O mesmo doutrinador ensina:

"O princípio da continuidade, que se apoia no de especialidade, quer dizer que, em relação a cada imóvel, adequadamente individuado, deve existir uma cadeia de titularidade à vista da qual só se fará a inscrição de um direito se o outorgante dele aparecer no registro como seu titular. Assim, as sucessivas transmissões, que derivam umas das outras, asseguram a preexistência do imóvel no patrimônio do transferente." e acrescenta: "Ao exigir-se que todo aquele que dispõe de um direito esteja inscrito como seu titular no registro, impede-se que o não-titular dele disponha. A pré-inscrição do disponente do direito, da parte passivamente interessada, constitui, pois, sua necessidade indeclinável em todas as mutações jurídicos-reais." (Registro de Imóveis, 4ª ed., Ed.
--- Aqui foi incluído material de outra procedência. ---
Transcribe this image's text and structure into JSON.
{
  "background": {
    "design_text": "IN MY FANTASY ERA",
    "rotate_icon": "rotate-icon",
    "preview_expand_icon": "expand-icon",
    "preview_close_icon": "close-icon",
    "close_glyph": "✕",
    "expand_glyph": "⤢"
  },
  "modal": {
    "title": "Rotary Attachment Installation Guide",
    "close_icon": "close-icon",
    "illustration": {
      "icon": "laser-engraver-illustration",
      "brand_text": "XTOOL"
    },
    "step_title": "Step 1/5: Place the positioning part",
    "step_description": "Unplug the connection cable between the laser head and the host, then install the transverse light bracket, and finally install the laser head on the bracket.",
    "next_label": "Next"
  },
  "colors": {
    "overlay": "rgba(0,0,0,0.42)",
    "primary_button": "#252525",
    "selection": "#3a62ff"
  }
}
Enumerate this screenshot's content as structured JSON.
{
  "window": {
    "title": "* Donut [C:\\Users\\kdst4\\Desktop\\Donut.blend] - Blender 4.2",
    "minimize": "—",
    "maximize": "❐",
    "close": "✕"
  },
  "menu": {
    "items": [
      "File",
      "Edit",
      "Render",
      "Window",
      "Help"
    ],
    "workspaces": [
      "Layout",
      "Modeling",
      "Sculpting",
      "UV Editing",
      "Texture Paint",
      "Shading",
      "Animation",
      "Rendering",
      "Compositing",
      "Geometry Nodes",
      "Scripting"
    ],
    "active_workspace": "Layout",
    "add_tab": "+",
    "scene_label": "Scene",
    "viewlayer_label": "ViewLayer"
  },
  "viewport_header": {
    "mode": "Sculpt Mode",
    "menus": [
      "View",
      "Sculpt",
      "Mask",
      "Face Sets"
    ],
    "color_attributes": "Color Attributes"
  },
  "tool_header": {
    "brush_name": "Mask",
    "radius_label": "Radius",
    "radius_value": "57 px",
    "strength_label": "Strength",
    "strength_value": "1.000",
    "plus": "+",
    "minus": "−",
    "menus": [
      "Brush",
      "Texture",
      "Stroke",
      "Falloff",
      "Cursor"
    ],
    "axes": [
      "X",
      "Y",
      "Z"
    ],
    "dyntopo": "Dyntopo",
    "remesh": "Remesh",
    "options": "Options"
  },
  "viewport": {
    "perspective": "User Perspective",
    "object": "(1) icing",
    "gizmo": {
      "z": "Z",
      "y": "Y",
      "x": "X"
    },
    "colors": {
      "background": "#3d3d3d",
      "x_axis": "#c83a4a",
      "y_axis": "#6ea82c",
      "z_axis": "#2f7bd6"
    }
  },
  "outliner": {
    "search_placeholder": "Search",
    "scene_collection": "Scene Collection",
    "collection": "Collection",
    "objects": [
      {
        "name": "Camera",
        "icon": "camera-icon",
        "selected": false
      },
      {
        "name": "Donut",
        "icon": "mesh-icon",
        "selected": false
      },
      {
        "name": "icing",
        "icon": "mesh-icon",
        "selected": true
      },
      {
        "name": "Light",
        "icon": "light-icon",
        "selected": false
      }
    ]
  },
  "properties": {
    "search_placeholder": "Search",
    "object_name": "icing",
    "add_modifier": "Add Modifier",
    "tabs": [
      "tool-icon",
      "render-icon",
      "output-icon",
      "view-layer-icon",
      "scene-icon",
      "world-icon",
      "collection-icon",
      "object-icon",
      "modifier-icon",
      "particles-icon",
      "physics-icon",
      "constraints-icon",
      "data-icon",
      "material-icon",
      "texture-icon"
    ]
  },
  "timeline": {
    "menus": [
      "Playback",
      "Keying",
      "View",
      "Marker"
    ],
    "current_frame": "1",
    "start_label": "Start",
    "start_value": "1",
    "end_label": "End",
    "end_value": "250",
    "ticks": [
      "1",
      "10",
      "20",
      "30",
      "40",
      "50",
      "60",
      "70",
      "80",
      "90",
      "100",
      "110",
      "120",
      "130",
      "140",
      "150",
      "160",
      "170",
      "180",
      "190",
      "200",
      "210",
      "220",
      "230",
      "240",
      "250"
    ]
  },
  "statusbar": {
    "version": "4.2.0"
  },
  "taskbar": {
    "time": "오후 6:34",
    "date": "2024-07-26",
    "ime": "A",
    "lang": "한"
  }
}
Forense, 1998, p. 254).

Correta, pois, a recusa de se registrar o mencionado título negocial, pois, se os bens adquiridos na constância do casamento, segundo a Súmula 377 da Suprema Corte, comunicam-se mesmo no regime da separação obrigatória de bens, o marido tornou-se comunheiro da propriedade comprada pela mulher e, no caso de seu falecimento, seus herdeiros têm direito sobre a meação.

Em outras palavras: se entre cônjuges vigorava o regime da separação obrigatória de bens e se houve aquisição onerosa de bens durante a sociedade conjugal, o aquesto presume-se decorrente do esforço comum de ambos e, portanto, comunica-se, nos termos da Súmula n. 377 do Supremo Tribunal Federal. Em tal caso, se um dos cônjuges falecer, para que se possa saber, com relação ao aquesto, qual poder de disposição restou em mãos do cônjuge supérstite, é necessário que se demonstre que comunicação não houve ou que, por outra causa, na partilha ou adjudicação, o bem coube todo ao supérstite, o que só poderia ser resolvido a partir da apresentação do formal de partilha.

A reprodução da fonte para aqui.